Pour en revenir à la campagne agricole, on se rappellera qu’en dépit des milliards injectés et des hectares promis à l’emblavement, notre pays peine, depuis l’UNCACEM, à atteindre son autosuffisance en riz et légumes. Nos marchés sont inondés de produits en provenance du Maroc et, désormais en moindre mesure, du Sénégal, deux pays voisins qui n’ont pas plus de terre et d’eau que nous, ni beaucoup plus de bras. Au lieu de dresser un sérieux audit de ce secteur prédateur, nos gouvernants continuent à appliquer la politique de l’autruche. Circulez, y a rien à voir !
Côté discours
Lors du lancement de la campagne 20/21, le ministre du Développement rural – à l’époque Dy ould Zeïn – avait fixé l’objectif de mettre en valeur 250 000 ha dont 70 000 dans l’irrigué, en vue de produire 458 000 tonnes dont 108 000 de céréales traditionnelles et 35 000 de riz blanc. Le ministre espérait ainsi porter à 87,5% la couverture des besoins nationaux en riz à la fin de la campagne et atteindre l’autosuffisance en 2022, grâce, disait-il, à « l’extension de technologies nouvelles dans le système de production pluviale, la sélection des semences, la préparation à la menace des criquets pèlerins et l’adoption de mesures mieux adaptées à l’environnement (30 nouveaux barrages et 200 digues, pour une superficie totale de plus de 4 000 hectares) ». La production par hectare devait passer, quant à elle, de 5,4 tonnes à 5,5 et les superficies cultivables atteindre 80 000 hectares. À l’heure du bilan, son remplaçant à la tête du département doit livrer des chiffres et nous indiquer, preuves à l’appui, si les objectifs furent atteints, avant de décliner, lui aussi, sa feuille de route.
Côté folklore
Les déplacements du président de la République à l’intérieur du pays sont devenus, depuis des années, l’occasion d’un show des acteurs politiques, embarquant dans leur spectacle les pauvres populations qui devraient rencontrer le Rais pour lui exposer de vive voix leurs préoccupations ; et les élus locaux toujours accusés de ne jamais transmettre les doléances de leurs électeurs ; pis, de faire le plus souvent écran, filtrant les audiences, entre celui-là et les citoyens lambda. Depuis quelques jours, ceux de Rosso inondent les réseaux sociaux pour se plaindre de l’inactivité de leurs élus. Il suffit de constater l’état piteux des voies de la ville et l’image pitoyable qu’elle offre à chaque saison des pluies pour comprendre leurs récriminations…

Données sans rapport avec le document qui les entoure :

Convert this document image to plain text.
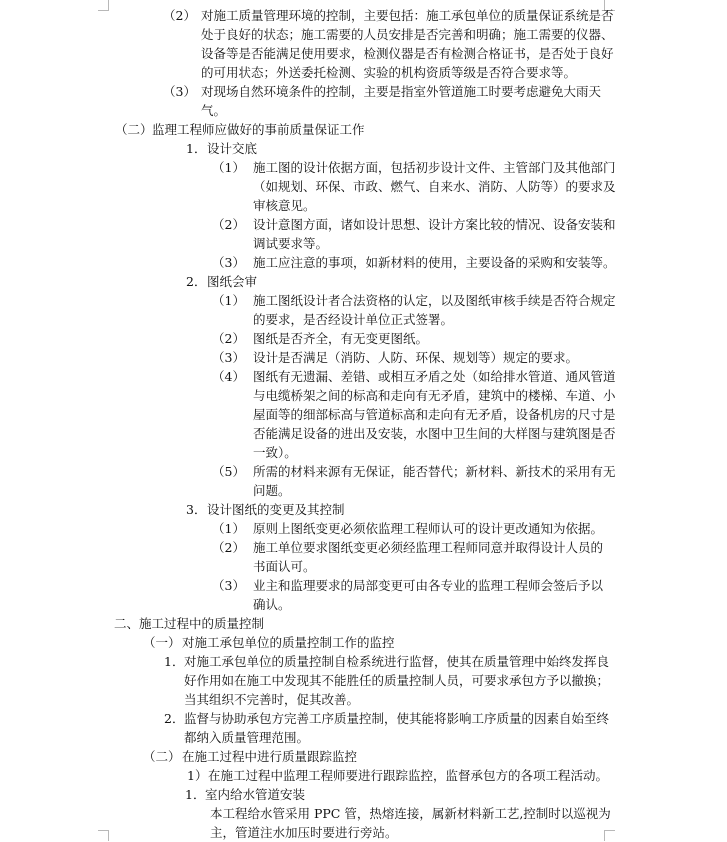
（2） 对施工质量管理环境的控制，主要包括：施工承包单位的质量保证系统是否
处于良好的状态；施工需要的人员安排是否完善和明确；施工需要的仪器、
设备等是否能满足使用要求，检测仪器是否有检测合格证书，是否处于良好
的可用状态；外送委托检测、实验的机构资质等级是否符合要求等。
（3） 对现场自然环境条件的控制，主要是指室外管道施工时要考虑避免大雨天
气。
（二） 监理工程师应做好的事前质量保证工作
1． 设计交底
（1） 施工图的设计依据方面，包括初步设计文件、主管部门及其他部门
（如规划、环保、市政、燃气、自来水、消防、人防等）的要求及
审核意见。
（2） 设计意图方面，诸如设计思想、设计方案比较的情况、设备安装和
调试要求等。
（3） 施工应注意的事项，如新材料的使用，主要设备的采购和安装等。
2． 图纸会审
（1） 施工图纸设计者合法资格的认定，以及图纸审核手续是否符合规定
的要求，是否经设计单位正式签署。
（2） 图纸是否齐全，有无变更图纸。
（3） 设计是否满足（消防、人防、环保、规划等）规定的要求。
（4） 图纸有无遗漏、差错、或相互矛盾之处（如给排水管道、通风管道
与电缆桥架之间的标高和走向有无矛盾，建筑中的楼梯、车道、小
屋面等的细部标高与管道标高和走向有无矛盾，设备机房的尺寸是
否能满足设备的进出及安装，水图中卫生间的大样图与建筑图是否
一致）。
（5） 所需的材料来源有无保证，能否替代；新材料、新技术的采用有无
问题。
3． 设计图纸的变更及其控制
（1） 原则上图纸变更必须依监理工程师认可的设计更改通知为依据。
（2） 施工单位要求图纸变更必须经监理工程师同意并取得设计人员的
书面认可。
（3） 业主和监理要求的局部变更可由各专业的监理工程师会签后予以
确认。
二、 施工过程中的质量控制
（一） 对施工承包单位的质量控制工作的监控
1． 对施工承包单位的质量控制自检系统进行监督，使其在质量管理中始终发挥良
好作用如在施工中发现其不能胜任的质量控制人员，可要求承包方予以撤换；
当其组织不完善时，促其改善。
2． 监督与协助承包方完善工序质量控制，使其能将影响工序质量的因素自始至终
都纳入质量管理范围。
（二） 在施工过程中进行质量跟踪监控
1） 在施工过程中监理工程师要进行跟踪监控，监督承包方的各项工程活动。
1． 室内给水管道安装
本工程给水管采用 PPC 管，热熔连接，属新材料新工艺,控制时以巡视为
主，管道注水加压时要进行旁站。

En plus de l’obstacle des élus, les populations-hôtes sont envahies par des hordes de laudateurs venues d’on ne sait où ni pourquoi. En tout cas, pas pour les beaux yeux des Rossossois. Et le président Ghazwani ne semble pas décidé à enrayer cette compétition dans le « voyez-moi » et l’exhibitionnisme dont font montre les élus et cadres locaux, accompagnés de leurs amis des autres régions et de leurs troubadours. La circulaire publiée par le ministère de l’Intérieur le 24 Février 2020 interdisant des réunions à caractère tribal avait été pourtant bien appréciée par l’opinion. Chassez le naturel, il revient au galop. Aussi bien à Timbedra, Kaédi qu’à Rosso, les rencontres entre les « accueilleurs convenus » du Président tombent presque toutes sous le coup de cette circulaire. Et de se livrer une compétition effrénée en alignant des cortèges de luxueux 4×4, chameaux ou pauvres citoyens sous le soleil et la poussière. Tout cela pour des positionnements politiques avec, à la clef, la promotion d’un cadre de la tribu ou de la famille.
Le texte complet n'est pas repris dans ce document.